At The Drop of a Hat!
Sruly entered the hat shop and chose a hat. He went over
to the counter to have it shaped to his liking and to pay. While he was
waiting, he noticed that a young man was having his shaped to (his)
perfection. He asked for no less than ten alterations to the shape of the
hat. “Finally he is going to pay and go!” thought Sruly to himself.
But it was not to be. This young man then asked, “I’d also like to
look elsewhere. Can you put this hat on the side for me?” The stunned
shopkeeper replied, “How much work do you expect me to do for free?”
Sruly has a strong feeling that something is wrong with this young man’s
behavior. Is he obligated to buy the hat? What exactly has he done wrong?
According to the halochoh (Jewish law), only a
valid kinyan (act of acquisition) obligates the buyer to go ahead
with a purchase. On the face of it, no such transaction took place in our
case (we are assuming that any shaping of the hat is reversible). However,
there are occasions on which our Sages use very strong words to condemn
those who back out of a transaction, even though completion of the deal is
not enforceable according to the halochoh. If a buyer has fully or
partially paid for goods but not made a kinyan and then retracts
his agreement to the sale, he is entitled to have his money refunded.
Nevertheless, our Sages condemn his behavior, stating that his behavior is
unfitting for a Jew and that he is to be cursed in Beis Din (Shulchan
Oruch, Choshen Mishpot 204:1). The text of the curse (Ibid, 4)
reads: He who punished those who were destroyed by the flood, those who
built the Tower Of Babel, the inhabitants of Sodom and who drowned the
Egyptians in the sea, will punish one who does not keep his word. This
curse is also given to a seller who backs out under these circumstances.

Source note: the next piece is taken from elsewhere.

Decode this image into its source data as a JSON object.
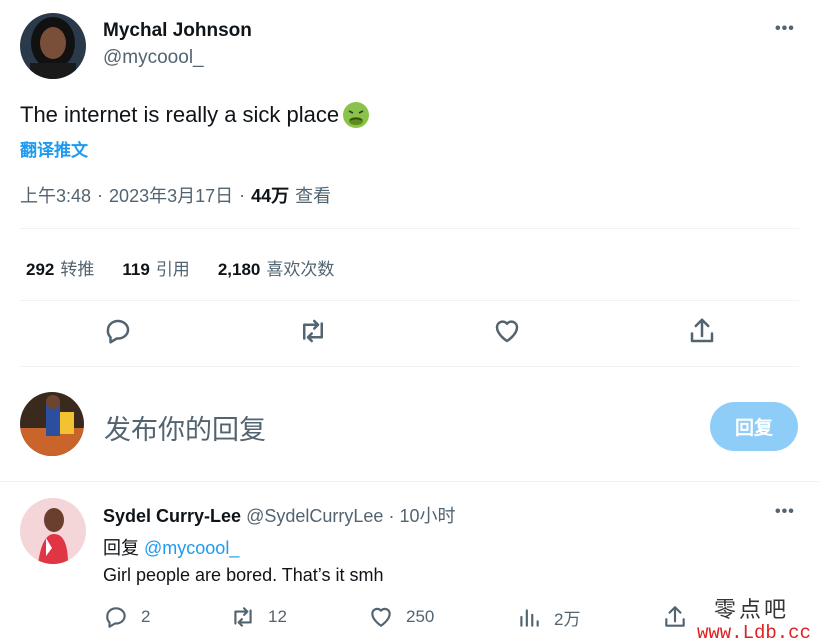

Again, it would seem that this law does not apply to
our case, since no money had changed hands. However, our Sages also
strongly criticize one who has only given his verbal agreement to a sale
and then retracts. The Shulchan Oruch (Ibid, 7) writes that even if
none of the basic elements of a sale have yet been executed (exchange of
money, act of acquisition, etc.), if the parties have discussed the
details of the transaction and reached a verbal agreement to proceed, it
is still wrong to back out. If either party does retract, they will not
receive a curse. Nevertheless, our Sages are unhappy with their behavior
and give them the title of “untrustworthy people” (m’chusoray
amonoh). Sometimes actions can take the place of a specific verbal
agreement. It can be argued that if a person tries on a hat and then asks
for it to be shaped to his liking, he is in fact declaring that he wishes
to purchase the hat. The shop owner and his assistants are prepared to
show many hats to a potential customer, but finishing off to one’s
personal taste is reserved for buyers! Accordingly, this title could be
conferred on the young man in our case. Did he really expect all this
personal service just in order to try on the hat?